Our code of civil procedure sets forth a system of fact pleading. La. Code Civ.P. arts. 854, 891, 1003 and 1004. Cox v. W. M. Heroman & Co., Inc., 298 So. 2d 848 (La.1974). Thus, in order to establish a cause of action, plaintiff must set forth in his petition specific facts in support of his claim. La. Code Civ.P. arts. 854 and 891. In the instant case, plaintiff's allegations of negligence against McDermott contain no *525 particular facts to substantiate his claim. Plaintiff states only that McDermott failed to advise plaintiff of his affliction when it "knew or should have known" that he was physically unfit for continued employment as a deep-sea diver. This assertion, however, is but another way of alleging that McDermott was negligent. The court of appeal correctly concluded that plaintiff failed to state a cause of action against McDermott.DECREE
For the reasons assigned, that portion of the judgment of the court of appeal affirming the trial court's sustaining of the exceptions of prescription filed by Dr. T. J. Haley and Aetna Casualty & Surety Company and dismissing plaintiff's suit as to them is reversed; that portion of the judgment of the court of appeal affirming the trial court's maintaining of the exception of no cause of action filed by J. Ray McDermott Company and dismissing plaintiff's suit as to said company is affirmed. The case is remanded to the district court for further proceedings.
DIXON, J., concurs.
DENNIS, J., concurs in the decision as to the prescription question, but dissents from the holding pertaining to the exception of no cause of action.NOTES
 363 So. 2d 1270 (La.App. 4th Cir. 1978).

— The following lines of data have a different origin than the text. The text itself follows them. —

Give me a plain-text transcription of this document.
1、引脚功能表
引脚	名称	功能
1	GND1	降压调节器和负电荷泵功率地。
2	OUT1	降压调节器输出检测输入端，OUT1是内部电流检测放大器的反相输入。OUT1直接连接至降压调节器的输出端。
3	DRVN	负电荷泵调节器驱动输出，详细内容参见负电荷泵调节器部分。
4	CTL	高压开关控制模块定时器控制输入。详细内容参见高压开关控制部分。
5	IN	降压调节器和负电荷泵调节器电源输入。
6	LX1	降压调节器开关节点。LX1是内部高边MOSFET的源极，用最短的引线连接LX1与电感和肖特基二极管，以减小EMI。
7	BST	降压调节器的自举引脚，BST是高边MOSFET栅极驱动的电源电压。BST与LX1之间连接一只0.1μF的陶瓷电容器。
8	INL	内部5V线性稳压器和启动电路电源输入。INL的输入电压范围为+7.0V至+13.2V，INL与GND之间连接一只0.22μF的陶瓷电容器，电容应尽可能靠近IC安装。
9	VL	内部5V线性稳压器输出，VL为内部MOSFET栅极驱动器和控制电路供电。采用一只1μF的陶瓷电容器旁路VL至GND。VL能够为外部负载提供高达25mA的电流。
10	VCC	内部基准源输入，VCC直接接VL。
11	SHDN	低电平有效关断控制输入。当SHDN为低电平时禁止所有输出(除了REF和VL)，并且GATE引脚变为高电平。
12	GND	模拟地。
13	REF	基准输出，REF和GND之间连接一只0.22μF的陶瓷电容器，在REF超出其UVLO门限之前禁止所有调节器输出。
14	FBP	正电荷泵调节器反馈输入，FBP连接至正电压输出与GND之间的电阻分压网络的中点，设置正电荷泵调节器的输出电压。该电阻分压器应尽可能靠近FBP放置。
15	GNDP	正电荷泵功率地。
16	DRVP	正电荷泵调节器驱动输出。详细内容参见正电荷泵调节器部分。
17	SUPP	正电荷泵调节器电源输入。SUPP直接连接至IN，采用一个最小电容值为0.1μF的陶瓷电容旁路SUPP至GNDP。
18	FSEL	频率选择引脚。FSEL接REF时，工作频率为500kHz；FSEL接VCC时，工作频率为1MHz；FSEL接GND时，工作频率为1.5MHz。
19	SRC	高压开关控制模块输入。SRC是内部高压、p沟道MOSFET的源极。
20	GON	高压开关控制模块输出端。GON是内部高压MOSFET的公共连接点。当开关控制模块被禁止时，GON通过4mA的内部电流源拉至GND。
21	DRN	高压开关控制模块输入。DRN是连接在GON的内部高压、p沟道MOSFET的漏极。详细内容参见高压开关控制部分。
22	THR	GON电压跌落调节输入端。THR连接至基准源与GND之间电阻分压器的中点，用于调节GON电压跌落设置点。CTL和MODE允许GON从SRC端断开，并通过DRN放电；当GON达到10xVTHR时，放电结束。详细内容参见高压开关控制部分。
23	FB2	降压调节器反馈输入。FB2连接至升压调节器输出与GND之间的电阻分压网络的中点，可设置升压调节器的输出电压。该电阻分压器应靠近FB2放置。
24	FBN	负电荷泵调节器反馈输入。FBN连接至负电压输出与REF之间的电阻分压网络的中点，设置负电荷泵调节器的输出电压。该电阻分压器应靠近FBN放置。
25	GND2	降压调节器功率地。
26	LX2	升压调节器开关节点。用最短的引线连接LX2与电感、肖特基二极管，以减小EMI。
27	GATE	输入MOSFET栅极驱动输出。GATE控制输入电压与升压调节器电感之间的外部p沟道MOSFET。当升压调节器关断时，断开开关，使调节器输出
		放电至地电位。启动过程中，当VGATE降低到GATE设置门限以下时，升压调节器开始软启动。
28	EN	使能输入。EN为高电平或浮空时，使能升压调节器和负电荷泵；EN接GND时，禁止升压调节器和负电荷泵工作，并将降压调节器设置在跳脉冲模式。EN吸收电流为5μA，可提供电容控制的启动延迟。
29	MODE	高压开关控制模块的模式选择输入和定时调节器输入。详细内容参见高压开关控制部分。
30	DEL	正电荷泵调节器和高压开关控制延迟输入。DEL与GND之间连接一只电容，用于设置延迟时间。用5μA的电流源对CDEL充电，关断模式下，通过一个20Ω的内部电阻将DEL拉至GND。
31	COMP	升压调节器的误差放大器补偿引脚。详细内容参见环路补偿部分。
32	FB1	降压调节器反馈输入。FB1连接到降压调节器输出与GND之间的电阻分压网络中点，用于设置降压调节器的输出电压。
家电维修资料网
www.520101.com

 364 So. 2d 1039 (La.1978).
 Defendant relies upon State v. Alden Mills, 202 La. 416, 12 So. 2d 204 (1943) in support of retroactive application of the statute at issue. In that case, a constitutional amendment was enacted providing for a three-year liberative prescriptive period on taxes due to the state, where none had previously existed. We held that the constitutional amendment was to be given retroactive effect. In so holding, however, we expressly noted that "[t]he constitutional objection to the . . . divesting of vested rights, has no application to a statute by which the State bars by prescription an action to recover an indebtedness which otherwise might be due to the State."